Abstract

There exists a systematic difference in the ISC body-wave magnitude (mbISC) - seismic moment (M0) relationship between intermediate and deep earthquakes around Japan. For earthquakes with the same M0, the mbISC for intermediate events is larger than that for deep events by 0.2 to 0.3 units. The mbISC discrepancy is attributed to the depth-distance correction in the procedure for determining the mbISC; a larger depth-distance correction (≈ 0.2) is made for the intermediate events than the deep events, irrespective of station distance. The discrepancy disappears if no depth-distance correction is made. I observe no depth-dependent relationship between the M0 and the JMA magnitudes (MJMA), which make a different depth-distance correction.
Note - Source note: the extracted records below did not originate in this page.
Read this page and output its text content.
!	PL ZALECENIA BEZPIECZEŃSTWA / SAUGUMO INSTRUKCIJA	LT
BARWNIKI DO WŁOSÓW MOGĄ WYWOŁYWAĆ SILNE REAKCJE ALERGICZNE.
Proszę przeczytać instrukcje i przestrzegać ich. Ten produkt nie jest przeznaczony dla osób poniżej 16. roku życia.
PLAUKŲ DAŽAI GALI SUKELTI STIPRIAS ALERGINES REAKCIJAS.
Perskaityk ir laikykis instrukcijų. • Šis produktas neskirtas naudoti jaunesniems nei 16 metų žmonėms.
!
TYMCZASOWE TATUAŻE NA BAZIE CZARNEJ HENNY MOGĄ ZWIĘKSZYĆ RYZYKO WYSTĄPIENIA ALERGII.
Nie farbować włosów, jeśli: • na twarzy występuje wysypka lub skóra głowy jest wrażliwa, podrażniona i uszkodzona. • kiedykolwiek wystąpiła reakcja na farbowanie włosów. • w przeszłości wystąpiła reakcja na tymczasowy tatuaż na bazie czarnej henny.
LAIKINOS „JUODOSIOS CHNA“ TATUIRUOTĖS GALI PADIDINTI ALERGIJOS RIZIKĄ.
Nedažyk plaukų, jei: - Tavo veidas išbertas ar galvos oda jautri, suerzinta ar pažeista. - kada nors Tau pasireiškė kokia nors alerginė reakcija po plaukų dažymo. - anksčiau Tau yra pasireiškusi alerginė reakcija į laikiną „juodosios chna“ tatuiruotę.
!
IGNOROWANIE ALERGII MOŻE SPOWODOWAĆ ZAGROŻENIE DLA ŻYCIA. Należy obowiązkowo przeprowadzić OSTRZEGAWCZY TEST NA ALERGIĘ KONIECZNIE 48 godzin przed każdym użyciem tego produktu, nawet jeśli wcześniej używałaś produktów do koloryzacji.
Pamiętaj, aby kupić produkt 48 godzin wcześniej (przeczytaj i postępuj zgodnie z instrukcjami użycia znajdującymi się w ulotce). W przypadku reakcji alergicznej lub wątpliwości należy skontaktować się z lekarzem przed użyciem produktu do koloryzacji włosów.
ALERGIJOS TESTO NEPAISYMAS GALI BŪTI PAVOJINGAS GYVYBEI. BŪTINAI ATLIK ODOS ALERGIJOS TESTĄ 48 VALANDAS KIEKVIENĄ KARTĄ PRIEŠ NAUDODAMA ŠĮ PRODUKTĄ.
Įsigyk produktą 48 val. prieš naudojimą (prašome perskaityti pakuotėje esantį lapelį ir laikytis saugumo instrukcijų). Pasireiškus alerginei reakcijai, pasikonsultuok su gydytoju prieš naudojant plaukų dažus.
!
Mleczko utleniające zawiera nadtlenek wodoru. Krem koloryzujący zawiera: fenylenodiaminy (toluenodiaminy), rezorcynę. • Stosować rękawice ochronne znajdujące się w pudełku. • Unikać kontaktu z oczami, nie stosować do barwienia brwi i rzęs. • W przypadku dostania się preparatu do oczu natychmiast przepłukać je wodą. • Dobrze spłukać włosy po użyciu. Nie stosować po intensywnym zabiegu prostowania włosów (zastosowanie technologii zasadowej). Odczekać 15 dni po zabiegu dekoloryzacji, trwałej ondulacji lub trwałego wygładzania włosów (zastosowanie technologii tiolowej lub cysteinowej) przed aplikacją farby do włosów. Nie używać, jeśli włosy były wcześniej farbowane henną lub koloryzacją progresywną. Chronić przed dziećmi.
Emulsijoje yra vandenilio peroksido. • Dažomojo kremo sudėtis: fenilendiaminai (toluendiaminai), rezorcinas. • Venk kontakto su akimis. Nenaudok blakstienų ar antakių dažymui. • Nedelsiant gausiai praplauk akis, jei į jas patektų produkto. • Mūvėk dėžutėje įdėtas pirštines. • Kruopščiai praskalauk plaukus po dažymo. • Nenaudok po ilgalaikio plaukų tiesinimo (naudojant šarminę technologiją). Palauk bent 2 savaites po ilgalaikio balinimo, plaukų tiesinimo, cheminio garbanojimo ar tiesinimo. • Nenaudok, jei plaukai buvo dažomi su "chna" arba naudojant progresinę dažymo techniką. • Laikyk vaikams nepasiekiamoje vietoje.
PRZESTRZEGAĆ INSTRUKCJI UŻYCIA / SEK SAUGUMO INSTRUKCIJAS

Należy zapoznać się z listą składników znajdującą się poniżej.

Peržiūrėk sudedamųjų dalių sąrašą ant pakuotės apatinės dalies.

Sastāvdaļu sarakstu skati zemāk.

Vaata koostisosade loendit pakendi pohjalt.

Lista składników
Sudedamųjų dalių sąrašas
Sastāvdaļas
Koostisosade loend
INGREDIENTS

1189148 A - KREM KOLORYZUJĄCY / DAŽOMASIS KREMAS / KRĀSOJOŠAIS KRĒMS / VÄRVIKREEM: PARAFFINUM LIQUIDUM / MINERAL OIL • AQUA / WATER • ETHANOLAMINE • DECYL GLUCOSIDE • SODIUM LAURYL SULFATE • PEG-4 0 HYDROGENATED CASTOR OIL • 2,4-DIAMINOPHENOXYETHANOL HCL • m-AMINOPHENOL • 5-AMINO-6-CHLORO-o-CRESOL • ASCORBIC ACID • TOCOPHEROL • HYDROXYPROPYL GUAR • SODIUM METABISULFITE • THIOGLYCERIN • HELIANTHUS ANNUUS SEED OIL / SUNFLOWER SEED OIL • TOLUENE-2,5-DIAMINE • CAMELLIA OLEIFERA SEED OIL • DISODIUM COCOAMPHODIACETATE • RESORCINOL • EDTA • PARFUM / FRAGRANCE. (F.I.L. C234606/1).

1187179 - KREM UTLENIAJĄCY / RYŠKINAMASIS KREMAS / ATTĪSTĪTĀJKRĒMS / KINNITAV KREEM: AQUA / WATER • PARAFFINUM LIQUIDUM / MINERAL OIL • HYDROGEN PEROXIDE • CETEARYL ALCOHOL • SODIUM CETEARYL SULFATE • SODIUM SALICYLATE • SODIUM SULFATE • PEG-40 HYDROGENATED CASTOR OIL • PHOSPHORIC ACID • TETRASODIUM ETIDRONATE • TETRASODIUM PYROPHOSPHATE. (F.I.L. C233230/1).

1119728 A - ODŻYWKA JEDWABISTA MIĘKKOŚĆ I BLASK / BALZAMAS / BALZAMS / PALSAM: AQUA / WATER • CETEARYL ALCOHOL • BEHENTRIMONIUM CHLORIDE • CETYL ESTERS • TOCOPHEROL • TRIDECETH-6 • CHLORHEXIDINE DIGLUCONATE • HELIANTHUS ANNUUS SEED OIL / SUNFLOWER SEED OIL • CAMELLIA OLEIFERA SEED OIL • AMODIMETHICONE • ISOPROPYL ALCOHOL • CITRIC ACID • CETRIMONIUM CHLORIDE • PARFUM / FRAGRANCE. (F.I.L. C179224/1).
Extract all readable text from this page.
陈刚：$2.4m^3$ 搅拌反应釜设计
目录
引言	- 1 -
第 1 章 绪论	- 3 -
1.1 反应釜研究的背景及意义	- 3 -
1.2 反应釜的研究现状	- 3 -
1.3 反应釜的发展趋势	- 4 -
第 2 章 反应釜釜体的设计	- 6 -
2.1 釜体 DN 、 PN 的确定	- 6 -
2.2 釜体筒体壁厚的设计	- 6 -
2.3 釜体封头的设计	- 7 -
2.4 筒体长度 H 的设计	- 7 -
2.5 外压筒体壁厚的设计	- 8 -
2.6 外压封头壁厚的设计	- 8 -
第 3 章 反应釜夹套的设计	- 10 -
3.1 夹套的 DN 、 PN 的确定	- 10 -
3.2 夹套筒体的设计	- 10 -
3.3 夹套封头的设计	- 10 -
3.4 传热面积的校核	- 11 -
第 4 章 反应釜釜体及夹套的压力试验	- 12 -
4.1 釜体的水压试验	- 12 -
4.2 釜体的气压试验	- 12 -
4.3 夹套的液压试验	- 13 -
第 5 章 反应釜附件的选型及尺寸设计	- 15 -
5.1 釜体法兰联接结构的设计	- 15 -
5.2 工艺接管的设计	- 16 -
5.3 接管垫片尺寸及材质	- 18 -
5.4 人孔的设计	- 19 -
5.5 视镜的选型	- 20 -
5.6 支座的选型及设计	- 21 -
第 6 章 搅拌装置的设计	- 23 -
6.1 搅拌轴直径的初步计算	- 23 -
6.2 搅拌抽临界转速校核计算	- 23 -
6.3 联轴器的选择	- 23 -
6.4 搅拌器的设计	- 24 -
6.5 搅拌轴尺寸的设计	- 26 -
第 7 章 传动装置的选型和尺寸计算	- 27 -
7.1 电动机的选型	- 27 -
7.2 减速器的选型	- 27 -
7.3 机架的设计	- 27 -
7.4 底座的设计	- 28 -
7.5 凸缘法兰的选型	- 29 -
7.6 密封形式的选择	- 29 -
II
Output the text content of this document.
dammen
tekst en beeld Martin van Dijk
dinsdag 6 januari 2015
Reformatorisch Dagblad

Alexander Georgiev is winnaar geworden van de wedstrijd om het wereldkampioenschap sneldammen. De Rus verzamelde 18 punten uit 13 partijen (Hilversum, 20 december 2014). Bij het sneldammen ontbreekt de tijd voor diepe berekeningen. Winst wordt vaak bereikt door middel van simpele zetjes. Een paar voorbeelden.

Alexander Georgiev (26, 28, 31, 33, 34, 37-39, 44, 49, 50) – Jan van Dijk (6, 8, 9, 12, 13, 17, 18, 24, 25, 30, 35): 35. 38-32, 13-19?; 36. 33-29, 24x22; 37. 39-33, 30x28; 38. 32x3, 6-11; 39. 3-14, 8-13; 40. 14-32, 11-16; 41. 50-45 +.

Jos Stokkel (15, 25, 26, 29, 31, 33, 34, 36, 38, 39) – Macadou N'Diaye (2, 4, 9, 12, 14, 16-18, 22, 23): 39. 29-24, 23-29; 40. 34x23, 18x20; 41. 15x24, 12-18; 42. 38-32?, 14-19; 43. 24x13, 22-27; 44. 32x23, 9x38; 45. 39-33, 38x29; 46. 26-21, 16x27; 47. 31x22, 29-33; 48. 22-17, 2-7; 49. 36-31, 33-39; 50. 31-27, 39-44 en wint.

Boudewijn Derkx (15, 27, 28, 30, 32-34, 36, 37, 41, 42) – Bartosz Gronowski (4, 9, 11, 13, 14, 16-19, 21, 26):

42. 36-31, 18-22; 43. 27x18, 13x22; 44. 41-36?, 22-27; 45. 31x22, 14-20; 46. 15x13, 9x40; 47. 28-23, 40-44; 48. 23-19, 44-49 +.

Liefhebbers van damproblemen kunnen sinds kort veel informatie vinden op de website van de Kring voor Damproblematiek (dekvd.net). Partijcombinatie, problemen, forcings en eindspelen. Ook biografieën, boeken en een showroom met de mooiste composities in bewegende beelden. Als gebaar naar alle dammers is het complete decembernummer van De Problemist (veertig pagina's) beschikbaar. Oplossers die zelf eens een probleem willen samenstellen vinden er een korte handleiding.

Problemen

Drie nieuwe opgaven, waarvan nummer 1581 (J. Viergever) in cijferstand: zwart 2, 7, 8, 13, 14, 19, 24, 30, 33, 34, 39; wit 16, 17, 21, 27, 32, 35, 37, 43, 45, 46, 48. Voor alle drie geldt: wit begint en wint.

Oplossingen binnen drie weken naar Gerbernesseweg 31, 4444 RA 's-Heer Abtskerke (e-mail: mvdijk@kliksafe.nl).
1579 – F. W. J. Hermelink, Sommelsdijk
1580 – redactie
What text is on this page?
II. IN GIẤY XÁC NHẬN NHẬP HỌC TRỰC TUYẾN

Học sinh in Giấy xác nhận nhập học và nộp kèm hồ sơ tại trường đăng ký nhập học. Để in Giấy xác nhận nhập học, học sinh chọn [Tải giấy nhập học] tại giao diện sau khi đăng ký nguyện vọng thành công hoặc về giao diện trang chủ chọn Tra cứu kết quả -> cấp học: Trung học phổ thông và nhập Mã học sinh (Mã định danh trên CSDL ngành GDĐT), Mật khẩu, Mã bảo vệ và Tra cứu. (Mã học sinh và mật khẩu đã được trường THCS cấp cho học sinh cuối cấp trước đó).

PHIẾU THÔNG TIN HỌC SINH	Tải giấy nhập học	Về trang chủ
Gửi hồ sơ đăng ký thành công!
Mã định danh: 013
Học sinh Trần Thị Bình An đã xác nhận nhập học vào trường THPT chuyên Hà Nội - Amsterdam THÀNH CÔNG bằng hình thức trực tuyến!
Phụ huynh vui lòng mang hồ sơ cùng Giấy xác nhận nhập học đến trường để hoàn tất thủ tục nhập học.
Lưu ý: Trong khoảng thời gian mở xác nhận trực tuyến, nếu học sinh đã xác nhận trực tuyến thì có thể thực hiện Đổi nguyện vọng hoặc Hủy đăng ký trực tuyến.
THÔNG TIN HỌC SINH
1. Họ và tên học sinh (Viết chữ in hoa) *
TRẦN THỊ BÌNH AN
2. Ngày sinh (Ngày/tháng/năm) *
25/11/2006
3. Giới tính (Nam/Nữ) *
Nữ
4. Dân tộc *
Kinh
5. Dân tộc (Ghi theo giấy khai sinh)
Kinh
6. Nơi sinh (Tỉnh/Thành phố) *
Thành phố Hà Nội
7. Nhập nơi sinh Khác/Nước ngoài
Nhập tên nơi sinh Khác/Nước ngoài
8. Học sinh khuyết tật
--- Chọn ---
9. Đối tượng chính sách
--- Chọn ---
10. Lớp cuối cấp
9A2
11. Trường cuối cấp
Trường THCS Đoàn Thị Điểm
No significant depth-dependent mbISC discrepancy appears in other regions; for example, around Tonga, I observe larger ISC P-wave amplitudes from deep events than intermediate events, which could cancel the effect of the depth-distance correction. The depth-dependent mbISC - M0 relationship around Japan is observed irrespective of whether the magnitudes are determined using the amplitude data at far or near stations, or whether stations are used in the dipping direction of the slab or not. The mbISC discrepancy for the same M0 cannot arise from local structures, radiation patterns, and station coverages. This is not attributable to the dataset of the M0 itself because no significant depth-dependent relationship between M0 and MJMA is observed.